A Bullish Run

Biodiesel RINs remain high
By Erin Voegele | September 08, 2011

While the 2011 return of the biodiesel tax credit was expected to result in depressed RIN prices, this has not happened. “The current market for 11D4’s (2011 biodiesel RINs) is extremely bullish,” says Sam Gray, a fuel trader with Ft. Worth, Texas-based VICNRG LLC. “And, when prices start running as they have recently, you must look to see how the oil majors are going to deal with such increases in compliance  cost.”

According to Gray, many of the obligated parties that are short 2011 biodiesel RINs have not adequately developed a wholesale market to distribute product. “Either they develop such markets, purchase other marketers that have developed such markets, or continue to be short RINs and go to the open market to buy compliance,” he says.
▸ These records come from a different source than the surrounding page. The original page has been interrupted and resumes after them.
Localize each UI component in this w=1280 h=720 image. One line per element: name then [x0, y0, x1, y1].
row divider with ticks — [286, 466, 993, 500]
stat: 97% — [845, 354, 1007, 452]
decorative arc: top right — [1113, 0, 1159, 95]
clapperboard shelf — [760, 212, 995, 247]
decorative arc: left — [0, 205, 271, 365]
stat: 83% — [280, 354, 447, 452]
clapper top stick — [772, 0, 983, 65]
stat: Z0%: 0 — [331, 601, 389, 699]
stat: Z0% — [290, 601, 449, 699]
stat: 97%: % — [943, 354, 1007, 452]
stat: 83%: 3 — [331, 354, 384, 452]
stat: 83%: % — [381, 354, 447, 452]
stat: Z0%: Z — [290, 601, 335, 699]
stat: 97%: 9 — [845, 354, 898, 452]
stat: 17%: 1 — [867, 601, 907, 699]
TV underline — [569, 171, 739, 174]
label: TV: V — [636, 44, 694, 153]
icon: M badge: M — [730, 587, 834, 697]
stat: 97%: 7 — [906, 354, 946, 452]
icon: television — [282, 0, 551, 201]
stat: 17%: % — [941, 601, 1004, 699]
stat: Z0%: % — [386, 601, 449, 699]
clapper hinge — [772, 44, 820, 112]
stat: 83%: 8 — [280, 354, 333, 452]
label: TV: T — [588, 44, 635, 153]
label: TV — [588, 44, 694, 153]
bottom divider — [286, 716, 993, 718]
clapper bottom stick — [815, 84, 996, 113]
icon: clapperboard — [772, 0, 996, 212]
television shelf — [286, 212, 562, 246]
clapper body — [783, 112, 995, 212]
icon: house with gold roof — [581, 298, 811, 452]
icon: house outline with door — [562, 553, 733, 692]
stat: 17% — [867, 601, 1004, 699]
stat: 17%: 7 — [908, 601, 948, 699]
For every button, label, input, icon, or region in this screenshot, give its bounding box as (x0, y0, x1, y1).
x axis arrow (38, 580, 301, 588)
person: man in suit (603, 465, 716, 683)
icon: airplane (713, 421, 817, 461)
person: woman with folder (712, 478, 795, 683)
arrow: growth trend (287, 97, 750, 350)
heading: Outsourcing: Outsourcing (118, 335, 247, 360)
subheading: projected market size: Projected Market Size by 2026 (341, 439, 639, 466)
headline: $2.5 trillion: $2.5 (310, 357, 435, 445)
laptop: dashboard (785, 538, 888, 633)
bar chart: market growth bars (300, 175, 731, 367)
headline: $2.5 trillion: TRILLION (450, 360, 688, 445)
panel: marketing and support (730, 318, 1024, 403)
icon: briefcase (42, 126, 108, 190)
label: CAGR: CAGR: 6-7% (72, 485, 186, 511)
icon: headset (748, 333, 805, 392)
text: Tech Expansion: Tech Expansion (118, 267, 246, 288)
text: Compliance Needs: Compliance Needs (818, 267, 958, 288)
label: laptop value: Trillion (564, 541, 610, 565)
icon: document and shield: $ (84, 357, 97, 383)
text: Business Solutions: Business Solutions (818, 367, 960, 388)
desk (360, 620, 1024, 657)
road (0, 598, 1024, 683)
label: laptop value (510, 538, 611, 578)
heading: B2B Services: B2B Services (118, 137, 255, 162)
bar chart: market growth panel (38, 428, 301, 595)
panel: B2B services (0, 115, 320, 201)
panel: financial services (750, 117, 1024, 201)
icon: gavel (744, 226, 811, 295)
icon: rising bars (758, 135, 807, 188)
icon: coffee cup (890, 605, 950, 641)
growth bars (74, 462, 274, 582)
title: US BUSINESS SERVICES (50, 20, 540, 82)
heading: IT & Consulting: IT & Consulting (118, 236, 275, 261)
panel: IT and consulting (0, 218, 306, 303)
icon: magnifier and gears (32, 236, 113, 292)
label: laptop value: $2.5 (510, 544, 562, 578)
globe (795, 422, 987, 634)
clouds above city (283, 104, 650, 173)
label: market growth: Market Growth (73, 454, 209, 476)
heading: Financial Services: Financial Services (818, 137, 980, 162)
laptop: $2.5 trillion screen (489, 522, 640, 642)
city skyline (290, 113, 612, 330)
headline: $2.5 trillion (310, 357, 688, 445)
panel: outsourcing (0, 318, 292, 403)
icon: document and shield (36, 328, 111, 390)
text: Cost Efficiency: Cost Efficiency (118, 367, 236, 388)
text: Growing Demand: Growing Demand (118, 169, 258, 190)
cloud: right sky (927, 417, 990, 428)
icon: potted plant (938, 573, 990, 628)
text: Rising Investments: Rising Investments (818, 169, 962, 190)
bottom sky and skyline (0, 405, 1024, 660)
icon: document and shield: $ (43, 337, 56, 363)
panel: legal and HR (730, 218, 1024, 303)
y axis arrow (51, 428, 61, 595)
As we near the next RFS2 compliance period, Gray says he expects RIN prices to continue to climb. “There is simply demand that is staying ahead of supply, and this demand is tied to mechanical buying rather than producer or blender margins,” he explains. “Plain and simple, 2011 is the year of biodiesel. Producers are making the highest margins on record, downstream blenders are seeing wholesale biodiesel prices 30 to 40 cents under rack, and both of these events are tied to the current high RIN price. Any producer or blender not seeing a positive bottom line is completely out of touch. If the RIN buying from obligated parties was correlated to producer and blend margins—both at historical highs—then there may be some contraction of these margins and RIN prices would be much lower. However, short is short, and a short squeeze can persist in this market for some time.”

Regarding the expectation that RIN prices would drop with the 2011 reinstatement of the biodiesel tax credit, Gray notes that the RIN prices behaved completely opposite of what he was expecting. He also says that the real shocker was seeing the overall lack of domestic infrastructure available to get biodiesel blends to the end user. “The industry had been spoiled for too long with a splash and dash model whereby U.S. taxpayers subsidized Europeans to purchase our fuel and there was no feeling as to what other domestic blender margins would have to be to entice marketers to splash diesel with biodiesel,” he says. “Clearly this margin is well above the historic margins seen by petroleum diesel marketers, and the size of this margin this year has guaranteed that infrastructure would be added to achieve necessary blends.”

The pending expiration or renewal of the biodiesel tax credit in 2012 will likely impact the price of RINs next year. According to Gray, whether RIN values have to rise proportionally to compensate for the lack of the $1 tax credit will depend, in part, on how much value is carved out of a pound of feedstock in the event the credit vanishes. He also says it’s conceivable that RIN values could be reduced in 2012 due to the wildcard factors of biodiesel imports from Argentina, Malaysia and Indonesia, if those countries receive permission to export biodiesel to the U.S. and generate RINs.

Alternatively, Gray says if the biodiesel tax credit is reinstated for 2012, we’ll simply continue to have subsidy on top of a mandate. “This will ensure that biodiesel feedstocks continue to carve out their profit share of volumes up to and above the RFS mandated volumes of biomass-based diesel,” he says.